Goodreads.com has this information about the author:

Joan Abelove is an American writer of young adult novels. She attended Barnard College and has a Ph.D in cultural anthropology from the City University of New York. She spent two years in the jungles of Peru as part of her doctoral research and used the experience as background for her first novel, Go and Come Back (1998). Go and Come Back earned numerous awards and citations, including a “Best Books for Young Adults” selection of the American Library Association and “Book Prize Finalist” selection of the Los Angeles Times. she also wrote Saying it Out Loud. She is also in a critique group with Gail Carson Levine, writer of “Ella Enchanted” and “Writing Magic”, a guide for child authors who wish to make their stories better.
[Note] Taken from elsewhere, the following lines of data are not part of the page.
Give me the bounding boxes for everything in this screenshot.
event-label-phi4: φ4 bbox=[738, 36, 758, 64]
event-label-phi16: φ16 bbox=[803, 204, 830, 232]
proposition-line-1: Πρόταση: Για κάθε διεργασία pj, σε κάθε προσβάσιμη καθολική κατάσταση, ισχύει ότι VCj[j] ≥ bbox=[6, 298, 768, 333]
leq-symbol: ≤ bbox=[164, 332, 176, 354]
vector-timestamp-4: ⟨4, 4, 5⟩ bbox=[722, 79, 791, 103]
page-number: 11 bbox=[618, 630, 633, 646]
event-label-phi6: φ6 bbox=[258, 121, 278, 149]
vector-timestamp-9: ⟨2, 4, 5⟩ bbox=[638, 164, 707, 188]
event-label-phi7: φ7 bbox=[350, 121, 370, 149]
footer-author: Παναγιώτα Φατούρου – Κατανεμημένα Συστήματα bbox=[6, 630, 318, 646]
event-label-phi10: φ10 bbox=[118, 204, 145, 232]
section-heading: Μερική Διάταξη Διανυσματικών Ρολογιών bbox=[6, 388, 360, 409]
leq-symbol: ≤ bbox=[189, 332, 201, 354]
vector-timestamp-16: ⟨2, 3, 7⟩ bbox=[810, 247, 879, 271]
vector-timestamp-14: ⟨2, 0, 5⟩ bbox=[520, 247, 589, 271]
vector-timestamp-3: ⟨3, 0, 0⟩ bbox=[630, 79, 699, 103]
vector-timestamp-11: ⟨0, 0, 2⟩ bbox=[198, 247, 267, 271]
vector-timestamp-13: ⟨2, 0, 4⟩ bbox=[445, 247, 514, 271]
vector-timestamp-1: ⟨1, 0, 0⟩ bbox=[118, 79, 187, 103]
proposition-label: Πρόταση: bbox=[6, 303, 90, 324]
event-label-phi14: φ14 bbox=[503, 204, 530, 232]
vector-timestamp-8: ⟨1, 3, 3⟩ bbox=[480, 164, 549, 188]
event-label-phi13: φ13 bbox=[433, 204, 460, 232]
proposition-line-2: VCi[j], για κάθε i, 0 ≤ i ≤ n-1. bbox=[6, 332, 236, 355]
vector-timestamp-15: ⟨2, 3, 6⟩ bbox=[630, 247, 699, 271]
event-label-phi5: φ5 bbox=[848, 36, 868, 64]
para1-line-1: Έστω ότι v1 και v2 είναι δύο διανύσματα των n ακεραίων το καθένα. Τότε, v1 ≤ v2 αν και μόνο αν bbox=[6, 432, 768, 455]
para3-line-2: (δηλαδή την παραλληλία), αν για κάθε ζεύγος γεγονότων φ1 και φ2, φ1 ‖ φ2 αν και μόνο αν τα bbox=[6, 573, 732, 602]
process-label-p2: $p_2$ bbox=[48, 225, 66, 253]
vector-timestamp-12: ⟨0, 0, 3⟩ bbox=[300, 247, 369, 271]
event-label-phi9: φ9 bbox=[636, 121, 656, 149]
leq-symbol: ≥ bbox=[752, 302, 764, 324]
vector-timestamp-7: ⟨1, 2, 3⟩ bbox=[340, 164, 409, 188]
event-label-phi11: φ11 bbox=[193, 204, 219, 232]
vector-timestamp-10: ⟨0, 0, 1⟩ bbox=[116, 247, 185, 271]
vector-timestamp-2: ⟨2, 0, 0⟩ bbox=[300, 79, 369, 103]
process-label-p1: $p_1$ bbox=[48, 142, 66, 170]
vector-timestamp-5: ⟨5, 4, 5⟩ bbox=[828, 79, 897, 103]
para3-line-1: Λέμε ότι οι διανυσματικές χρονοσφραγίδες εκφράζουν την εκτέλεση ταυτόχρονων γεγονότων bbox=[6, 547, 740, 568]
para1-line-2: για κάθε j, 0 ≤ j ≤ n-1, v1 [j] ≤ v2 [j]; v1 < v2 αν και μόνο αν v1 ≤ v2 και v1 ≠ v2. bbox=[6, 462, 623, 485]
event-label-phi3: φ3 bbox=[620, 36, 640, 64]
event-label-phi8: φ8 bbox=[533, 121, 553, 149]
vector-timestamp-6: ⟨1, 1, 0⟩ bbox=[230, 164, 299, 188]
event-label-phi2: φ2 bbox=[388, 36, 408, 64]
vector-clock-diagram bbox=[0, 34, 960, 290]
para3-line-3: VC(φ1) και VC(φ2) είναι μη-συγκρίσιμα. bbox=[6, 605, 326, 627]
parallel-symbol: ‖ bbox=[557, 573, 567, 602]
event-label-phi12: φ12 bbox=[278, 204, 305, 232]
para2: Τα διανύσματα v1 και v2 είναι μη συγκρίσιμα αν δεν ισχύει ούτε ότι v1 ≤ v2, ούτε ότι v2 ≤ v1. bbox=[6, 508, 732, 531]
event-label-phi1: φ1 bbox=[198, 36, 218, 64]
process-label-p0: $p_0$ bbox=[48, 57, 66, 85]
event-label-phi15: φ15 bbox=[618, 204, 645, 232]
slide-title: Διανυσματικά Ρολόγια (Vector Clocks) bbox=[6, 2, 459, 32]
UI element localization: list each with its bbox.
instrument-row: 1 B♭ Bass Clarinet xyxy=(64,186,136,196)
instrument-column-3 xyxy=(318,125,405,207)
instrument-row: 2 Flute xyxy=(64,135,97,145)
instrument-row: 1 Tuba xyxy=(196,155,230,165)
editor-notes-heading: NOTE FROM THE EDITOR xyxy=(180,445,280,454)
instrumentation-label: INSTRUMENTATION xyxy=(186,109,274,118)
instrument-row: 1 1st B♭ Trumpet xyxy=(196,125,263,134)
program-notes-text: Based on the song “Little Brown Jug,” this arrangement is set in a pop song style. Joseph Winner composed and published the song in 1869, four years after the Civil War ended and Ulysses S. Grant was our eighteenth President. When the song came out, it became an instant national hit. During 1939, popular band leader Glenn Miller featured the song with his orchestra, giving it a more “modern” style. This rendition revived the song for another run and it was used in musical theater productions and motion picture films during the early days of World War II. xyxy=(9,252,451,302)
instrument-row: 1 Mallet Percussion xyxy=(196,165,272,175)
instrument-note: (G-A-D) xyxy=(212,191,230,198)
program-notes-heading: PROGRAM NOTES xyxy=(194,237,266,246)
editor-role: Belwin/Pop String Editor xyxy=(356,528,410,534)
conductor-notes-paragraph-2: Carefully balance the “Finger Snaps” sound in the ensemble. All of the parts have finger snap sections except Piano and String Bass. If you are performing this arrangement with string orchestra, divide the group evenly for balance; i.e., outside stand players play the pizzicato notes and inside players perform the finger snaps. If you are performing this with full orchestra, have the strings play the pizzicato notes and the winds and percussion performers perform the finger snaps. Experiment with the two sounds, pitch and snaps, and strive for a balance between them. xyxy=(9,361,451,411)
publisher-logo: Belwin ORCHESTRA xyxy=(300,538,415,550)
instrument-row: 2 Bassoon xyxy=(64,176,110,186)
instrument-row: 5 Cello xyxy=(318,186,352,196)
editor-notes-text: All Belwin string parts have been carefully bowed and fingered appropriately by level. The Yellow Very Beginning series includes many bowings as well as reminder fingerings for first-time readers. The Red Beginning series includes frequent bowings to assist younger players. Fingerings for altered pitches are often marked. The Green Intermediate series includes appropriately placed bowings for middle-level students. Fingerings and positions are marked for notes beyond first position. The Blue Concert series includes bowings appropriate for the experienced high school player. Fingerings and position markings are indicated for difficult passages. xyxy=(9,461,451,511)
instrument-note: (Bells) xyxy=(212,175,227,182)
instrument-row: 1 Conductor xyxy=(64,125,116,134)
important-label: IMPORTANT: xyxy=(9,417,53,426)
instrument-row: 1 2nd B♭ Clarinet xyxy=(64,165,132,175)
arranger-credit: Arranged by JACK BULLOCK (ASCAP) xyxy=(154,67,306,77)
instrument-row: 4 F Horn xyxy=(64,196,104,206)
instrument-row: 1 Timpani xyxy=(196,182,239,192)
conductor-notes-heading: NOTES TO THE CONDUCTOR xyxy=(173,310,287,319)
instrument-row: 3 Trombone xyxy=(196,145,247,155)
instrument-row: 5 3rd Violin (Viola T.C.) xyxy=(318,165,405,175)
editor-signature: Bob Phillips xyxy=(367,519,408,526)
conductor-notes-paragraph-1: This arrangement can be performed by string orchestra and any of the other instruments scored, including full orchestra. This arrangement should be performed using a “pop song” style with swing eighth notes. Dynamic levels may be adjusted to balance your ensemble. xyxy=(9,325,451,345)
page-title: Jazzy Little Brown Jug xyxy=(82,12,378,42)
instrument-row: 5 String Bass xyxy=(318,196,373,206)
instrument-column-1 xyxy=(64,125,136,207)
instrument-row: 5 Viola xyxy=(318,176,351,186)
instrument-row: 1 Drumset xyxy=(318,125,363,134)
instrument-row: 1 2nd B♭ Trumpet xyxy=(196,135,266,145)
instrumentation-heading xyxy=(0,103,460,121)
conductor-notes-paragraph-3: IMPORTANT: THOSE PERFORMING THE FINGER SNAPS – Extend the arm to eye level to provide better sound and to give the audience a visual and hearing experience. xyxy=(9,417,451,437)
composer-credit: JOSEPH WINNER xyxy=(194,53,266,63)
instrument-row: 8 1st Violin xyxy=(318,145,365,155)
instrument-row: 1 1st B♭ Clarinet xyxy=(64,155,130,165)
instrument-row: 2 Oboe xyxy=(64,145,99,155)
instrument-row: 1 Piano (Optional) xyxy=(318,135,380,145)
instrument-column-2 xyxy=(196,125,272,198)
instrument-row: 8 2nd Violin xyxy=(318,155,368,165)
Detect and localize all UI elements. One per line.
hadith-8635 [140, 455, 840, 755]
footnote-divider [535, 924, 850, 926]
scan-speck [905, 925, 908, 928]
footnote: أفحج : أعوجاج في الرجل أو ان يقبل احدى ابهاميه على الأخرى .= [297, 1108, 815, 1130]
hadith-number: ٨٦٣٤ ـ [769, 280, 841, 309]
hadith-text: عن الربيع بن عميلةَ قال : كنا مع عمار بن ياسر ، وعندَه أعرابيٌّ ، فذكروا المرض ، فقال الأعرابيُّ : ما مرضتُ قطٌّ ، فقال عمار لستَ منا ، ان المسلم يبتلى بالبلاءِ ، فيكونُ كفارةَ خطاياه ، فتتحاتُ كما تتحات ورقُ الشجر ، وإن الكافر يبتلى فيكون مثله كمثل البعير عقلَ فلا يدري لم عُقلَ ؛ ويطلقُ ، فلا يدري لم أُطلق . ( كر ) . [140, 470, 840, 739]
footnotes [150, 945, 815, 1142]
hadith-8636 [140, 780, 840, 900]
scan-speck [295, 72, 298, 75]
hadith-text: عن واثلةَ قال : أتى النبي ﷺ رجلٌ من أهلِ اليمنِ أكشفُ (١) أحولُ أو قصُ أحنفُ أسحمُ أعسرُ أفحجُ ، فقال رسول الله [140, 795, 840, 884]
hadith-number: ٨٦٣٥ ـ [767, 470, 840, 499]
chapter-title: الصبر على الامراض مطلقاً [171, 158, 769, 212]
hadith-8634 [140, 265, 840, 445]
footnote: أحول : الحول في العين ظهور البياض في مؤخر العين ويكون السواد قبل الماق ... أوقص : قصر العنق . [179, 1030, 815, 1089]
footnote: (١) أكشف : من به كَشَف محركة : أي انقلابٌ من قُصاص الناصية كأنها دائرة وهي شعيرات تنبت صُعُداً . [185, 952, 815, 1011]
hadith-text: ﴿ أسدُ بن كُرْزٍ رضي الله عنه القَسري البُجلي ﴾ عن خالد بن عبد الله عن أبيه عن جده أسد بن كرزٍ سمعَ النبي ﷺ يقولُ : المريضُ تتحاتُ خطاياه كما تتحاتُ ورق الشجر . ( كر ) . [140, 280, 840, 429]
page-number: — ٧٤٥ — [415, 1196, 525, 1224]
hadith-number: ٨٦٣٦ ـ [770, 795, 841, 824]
Joan Abelove now lives in New York city with her husband and son.

ISBN: 0141306947 (ISBN13: 9780141306940)

Ella Enchanted by Gail Carson Levine

Ella Enchanted by Gail Carson Levine

I am in awe of the fact that a writer, Gail Carson Levine, can take a well known, ancient fairy tale, and give it a life of its own. Who knew that Cinderella, the shallow character from a short story, could have and would have such depth, such an amazing tale to tell!

At birth, Ella is inadvertently cursed by an young fairy named Lucinda, who bestows on her the “gift” of obedience. Anything anyone tells her to do, Ella must obey. Another girl might have been burdened by this affliction, but not feisty Ella: “Instead of making me docile, Lucinda’s curse made a rebel of me. Or perhaps I was that way naturally.”
When her beloved mother dies, leaving her in the care of a mostly absent father, and later, a loathsome stepmother and two treacherous stepsisters, Ella’s life and well-being seem to be in grave peril. But her intelligence and spunky nature keep her in good stead as she sets out on a quest for freedom and self-discovery as she tries to track down Lucinda to undo the curse, fending off ogres, befriending elves, and falling in love with a prince along the way. Yes, there is a pumpkin coach, a glass slipper, and a happily ever after, but this is the most remarkable, delightful, and profound version of Cinderella you’ll ever read.

“Gail Carson Levine’s examination of traditional female roles in fairy tales takes some satisfying twists and deviations from the original. Ella is bound by obedience against her will, and takes matters in her own hands with ambition and verve. Her relationship with the prince is balanced and based on humor and mutual respect; in fact, it is she who ultimately rescues him. Ella Enchanted has won many well-deserved awards, including a Newbery Honor.”